Au sein de l’intelligentsia et de l’opinion publique sud-coréenne, le scepticisme sur les véritables intentions du régime nord-coréen prévaut, en phase avec la Maison Blanche et son vitupérant locataire du moment. Donald Trump avait confié à son émissaire Mike Pence le soin de convaincre Moon Jae-in de la nécessité d’une approche unifiée entre Séoul et Washington du dossier nucléaire nord-coréen, de souligner l’importance d’un partenariat stratégique américano-sud-coréen sur les grandes thématiques politiques et sécuritaires du moment, de rappeler au locataire de la Maison Bleue que par le passé, aucun des engagements pris par le Nord n’a été tenu et, last but not least, de signifier aux autorités sud-coréennes que Pyongyang s’emploie ces dernières semaines à éprouver l’axe Séoul–Washington dans le dessein d’éloigner la première de la seconde. Une orientation délicate dont les spécialistes aiment à penser qu’elle profiterait essentiellement à l’agenda de la RPDC.

Cependant, dans cet insolite maelström diplomatico-olympique où soufflent parallèlement le froid (sur les sites olympiques) et le chaud (dans les chancelleries politiques), même les plus rétifs et dubitatifs finissent semble-t-il par accorder quelque chance à ce rare chapitre inter coréen de répit. Ainsi le 13 février, l’administration américaine confiait être à étudier le principe d’une reprise des discussions avec les autorités nord-coréennes, et cela sans précondition rédhibitoire. Une posture nouvelle et symbolique à saluer.

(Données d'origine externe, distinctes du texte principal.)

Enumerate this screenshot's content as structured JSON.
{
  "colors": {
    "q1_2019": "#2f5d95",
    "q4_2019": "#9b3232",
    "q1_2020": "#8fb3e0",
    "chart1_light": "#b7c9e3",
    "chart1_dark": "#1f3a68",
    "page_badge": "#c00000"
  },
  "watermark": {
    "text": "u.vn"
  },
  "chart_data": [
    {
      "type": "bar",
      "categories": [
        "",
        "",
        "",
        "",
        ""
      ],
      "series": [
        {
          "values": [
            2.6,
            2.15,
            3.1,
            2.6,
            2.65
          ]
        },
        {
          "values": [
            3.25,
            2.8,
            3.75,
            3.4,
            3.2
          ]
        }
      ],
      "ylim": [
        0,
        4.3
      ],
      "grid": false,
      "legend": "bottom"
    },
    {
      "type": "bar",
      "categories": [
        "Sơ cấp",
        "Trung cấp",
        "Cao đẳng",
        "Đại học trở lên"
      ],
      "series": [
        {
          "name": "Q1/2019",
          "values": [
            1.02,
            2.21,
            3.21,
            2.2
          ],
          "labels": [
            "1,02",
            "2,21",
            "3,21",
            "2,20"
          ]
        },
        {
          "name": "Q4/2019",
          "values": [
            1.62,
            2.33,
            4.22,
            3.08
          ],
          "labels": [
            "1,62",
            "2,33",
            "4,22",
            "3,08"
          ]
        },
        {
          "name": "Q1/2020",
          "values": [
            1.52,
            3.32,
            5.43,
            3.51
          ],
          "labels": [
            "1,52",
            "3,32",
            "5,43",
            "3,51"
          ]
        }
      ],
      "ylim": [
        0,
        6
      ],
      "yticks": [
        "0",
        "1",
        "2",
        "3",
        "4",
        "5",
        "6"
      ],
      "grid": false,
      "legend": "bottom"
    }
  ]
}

À ce stade exploratoire, nous sommes naturellement encore bien loin d’une hypothétique rencontre entre Donald Trump et Kim Jong-un. Ce binôme présidentiel le plus improbable qui soit est davantage rompu à l’échange viril de noms d’oiseaux qu’à l’étude dépassionnée de projets politiques mutuellement acceptables. Il fut certes un temps pas si lointain où, alors simple aspirant au poste de président américain, le candidat républicain se vantait devant les médias de ne pas repousser l’idée d’une éventuelle future rencontre avec le dictateur nord-coréen, le temps de « partager un hamburger » sur un coin de table. Ce festin devra certainement attendre encore quelque temps.

Rêvée comme les « Jeux de la paix » par l’ambitieux président Moon Jae-in, l’olympiade d’hiver actuellement en cours à l’est de Séoul n’est de toute évidence pas le levier politique espéré du seul « pays du matin calme ». Par-delà la zone démilitarisée, l’événement sportif le plus médiatique de l’année fait l’objet d’une très habile et opportune récupération, laquelle confinerait selon ses détracteurs à une réappropriation pure et simple de la part de Pyongyang. Il s’agira de se montrer d’autant plus prudent. La compréhensible exaltation actuelle dans les cercles du pouvoir sud-coréen – par ailleurs loin d’être unanimes sur le sujet – pourrait à court terme être soumise à rude épreuve (non-sportive). Dans l’hypothèse notamment où Séoul et Washington confirmeraient in fine à l’issue de cette trêve olympique, nonobstant l’atmosphère inter-coréenne favorable du moment, la programmation le printemps venu de leurs exercices militaires annuels conjoints. Un événement abhorré et vilipendé s’il en est au nord du 38ème parallèle. Tout esprit olympique, tout souvenir d’une « North Korean glamour touch » auraient tôt fait de laisser la place à une atmosphère de tension et de grande fébrilité – hélas des plus familières dans la péninsule.